RT-CGM in adults with type 1 diabetes improves both glycaemic and patient-reported outcomes, but independent of each other

2019 
Abstract Aims To examine in adults with type 1 diabetes (a) the effect of initiation of real-time continuous glucose monitoring (RT-CGM) on glycaemic and patient-reported outcomes (PROs), and (b) factors related to clinically relevant improvements and sustained device use. Methods 60 persons initiating RT-CGM completed questionnaires at device start and six months later. Demographics and clinical characteristics including (dis)continuation up until July 31st 2018 were obtained from medical records. Results After six months, 54 adults were still using RT-CGM. Short-term discontinuation (10%) was mainly related to end of pregnancy (wish). Longer-term discontinuation in those with an initial non-pregnancy indication was related to changes in the medical condition and behavioural/psychological reasons.

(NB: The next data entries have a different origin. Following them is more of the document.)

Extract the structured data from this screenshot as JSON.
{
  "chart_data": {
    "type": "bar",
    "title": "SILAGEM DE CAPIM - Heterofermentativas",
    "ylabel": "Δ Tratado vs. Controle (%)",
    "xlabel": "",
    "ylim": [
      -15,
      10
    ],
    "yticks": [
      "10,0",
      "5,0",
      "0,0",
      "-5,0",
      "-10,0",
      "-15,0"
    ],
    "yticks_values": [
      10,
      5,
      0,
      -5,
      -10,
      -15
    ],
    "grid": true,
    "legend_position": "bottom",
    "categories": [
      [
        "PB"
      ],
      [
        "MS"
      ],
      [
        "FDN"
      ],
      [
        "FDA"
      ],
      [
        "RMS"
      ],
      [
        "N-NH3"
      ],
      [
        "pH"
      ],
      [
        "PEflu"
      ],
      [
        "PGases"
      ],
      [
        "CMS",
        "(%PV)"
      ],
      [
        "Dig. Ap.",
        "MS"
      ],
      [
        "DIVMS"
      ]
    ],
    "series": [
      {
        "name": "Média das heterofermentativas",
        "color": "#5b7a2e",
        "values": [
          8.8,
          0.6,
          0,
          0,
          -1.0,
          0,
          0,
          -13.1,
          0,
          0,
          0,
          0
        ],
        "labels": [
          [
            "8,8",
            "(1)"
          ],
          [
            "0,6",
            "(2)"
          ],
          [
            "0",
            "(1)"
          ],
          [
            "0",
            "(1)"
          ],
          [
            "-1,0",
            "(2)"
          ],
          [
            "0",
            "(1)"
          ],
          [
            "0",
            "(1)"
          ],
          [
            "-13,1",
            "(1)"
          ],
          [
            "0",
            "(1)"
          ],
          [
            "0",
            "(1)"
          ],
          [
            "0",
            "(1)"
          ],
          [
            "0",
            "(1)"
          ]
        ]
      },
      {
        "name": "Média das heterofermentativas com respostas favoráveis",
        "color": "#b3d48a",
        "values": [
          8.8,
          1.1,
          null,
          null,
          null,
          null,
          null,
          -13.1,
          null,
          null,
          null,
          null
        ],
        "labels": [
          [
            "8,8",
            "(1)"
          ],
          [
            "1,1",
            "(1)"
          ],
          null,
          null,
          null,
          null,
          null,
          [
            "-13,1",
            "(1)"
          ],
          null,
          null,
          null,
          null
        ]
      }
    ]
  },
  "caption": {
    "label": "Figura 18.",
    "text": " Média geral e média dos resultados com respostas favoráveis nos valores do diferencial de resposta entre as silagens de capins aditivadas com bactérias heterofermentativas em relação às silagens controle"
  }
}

After six months, HbA1c, diabetes-specific worries and self-efficacy improved (range d=|0.4|-|0.8|), while hypoglycaemia rate or awareness and more general distress did not change. More suboptimal scores at baseline were related to meaningful improvements in HbA1c (≥10 mmol/mol; 0.9%) and PROs (≥0.5 SD). Changes in glycaemic variables and PROs were not related. Conclusions People with more suboptimal HbA1c and PRO values appear to benefit most from RT-CGM. Given the lack of association between improvements in medical outcomes and PROs, both should be included in evaluations of RT-CGM therapy on an individual level.